A couple of weeks ago we had a septic backup into the basement. It was disgusting, and probably worthy of an entire blog post all its own. It was suddenly very important to get stuff out of the basement - stuff that is already wet and stuff that will soon get wet if it's not moved NOW. When boxes are soaked with yucky water, you tend to hold them away from your body. As everyone knows, this is not proper lifting technique. But it's exactly how I lifted those boxes.

I only carried a few things, because I hadn't been feeling very well that day. I had had breakfast and went back to sleep for half the day (I even missed the meeting), I woke up to help organize a few visits from the septic repair people, then ate dinner, then slept soundly all night again. The next morning was Monday, and without a working septic system, nobody got showers so we all stayed home from work. As soon as the repairman got it working again, I raced upstairs to bathe because I still felt filthy from the previous day's cleanup efforts. I sat on the shower floor to shave my legs, but that small stretch was the straw that broke the camel's back, though it was my back that stopped working.

I stayed in bed all day Monday, in pain but not emergency-room-level pain. The next morning the pain was equally bad, so I went to the doctor's. The problem was that I was home alone on Tuesday. I wouldn't leave my bedroom because it's the only place in the house that allows stair-free access to the toilet. In this condition I would need a ride to the doctor's office. I got in touch with someone from my congregation and the help swooped in quickly. Not only did I get a ride to the doctor in the middle of a weekday afternoon, but I got eight other visitors besides.

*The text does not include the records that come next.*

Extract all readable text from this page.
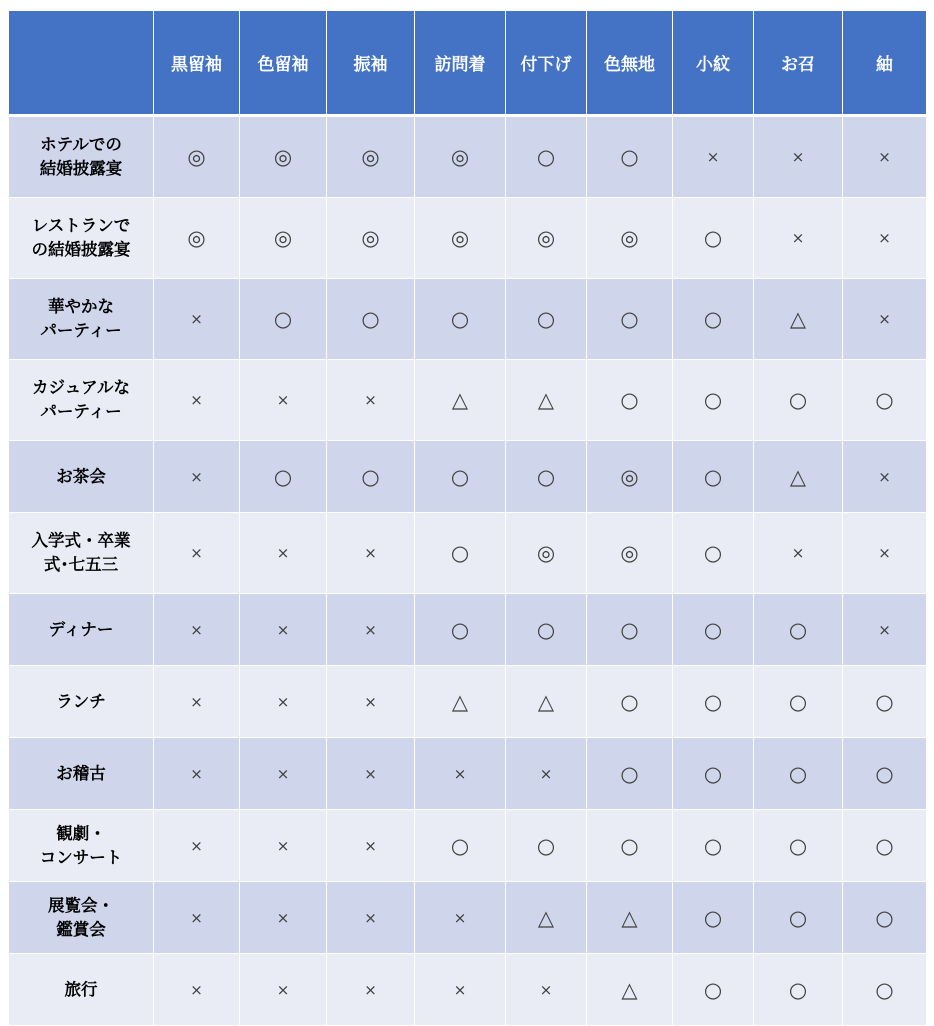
	黒留袖	色留袖	振袖	訪問着	付下げ	色無地	小紋	お召	紬
ホテルでの
結婚披露宴	◎	◎	◎	◎	○	○	×	×	×
レストランで
の結婚披露宴	◎	◎	◎	◎	◎	◎	○	×	×
華やかな
パーティー	×	○	○	○	○	○	○	△	×
カジュアルな
パーティー	×	×	×	△	△	○	○	○	○
お茶会	×	○	○	○	○	◎	○	△	×
入学式・卒業
式･七五三	×	×	×	○	◎	◎	○	×	×
ディナー	×	×	×	○	○	○	○	○	×
ランチ	×	×	×	△	△	○	○	○	○
お稽古	×	×	×	×	×	○	○	○	○
観劇・
コンサート	×	×	×	○	○	○	○	○	○
展覧会・
鑑賞会	×	×	×	×	△	△	○	○	○
旅行	×	×	×	×	×	△	○	○	○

The doctor prescribed muscle relaxers and narcotic painkillers, and instructed me to take LOTS of Advil. Four times more than the labeled dosage instructions. The next day I got an x-ray, and an MRI a few days later. Results: two herniated discs in my lower back. Ugh. L4L5 and L5S1 will never be the same.

I have applied for short-term disability benefits (80% of my salary, wow!) and physical therapy has started. The therapy is exhausting. It doesn't hurt exactly, it just wipes my energy. In fact at this point, almost three weeks since the injury, I am free from pain most of the time. In order to return to work, I need to strengthen my muscles to permit longer periods of sitting. Right now I start feeling uncomfortable after sitting for 45 minutes. And "sitting" is a relative term these days. Really what I mean is leaning on a whole bunch of pillows with my feet on a stool. It's recliner-like sitting.

Right now, the plan is to visit the doctor tomorrow, regale him with tales of my astounding progress, and return to work on Monday. Let's see how it goes.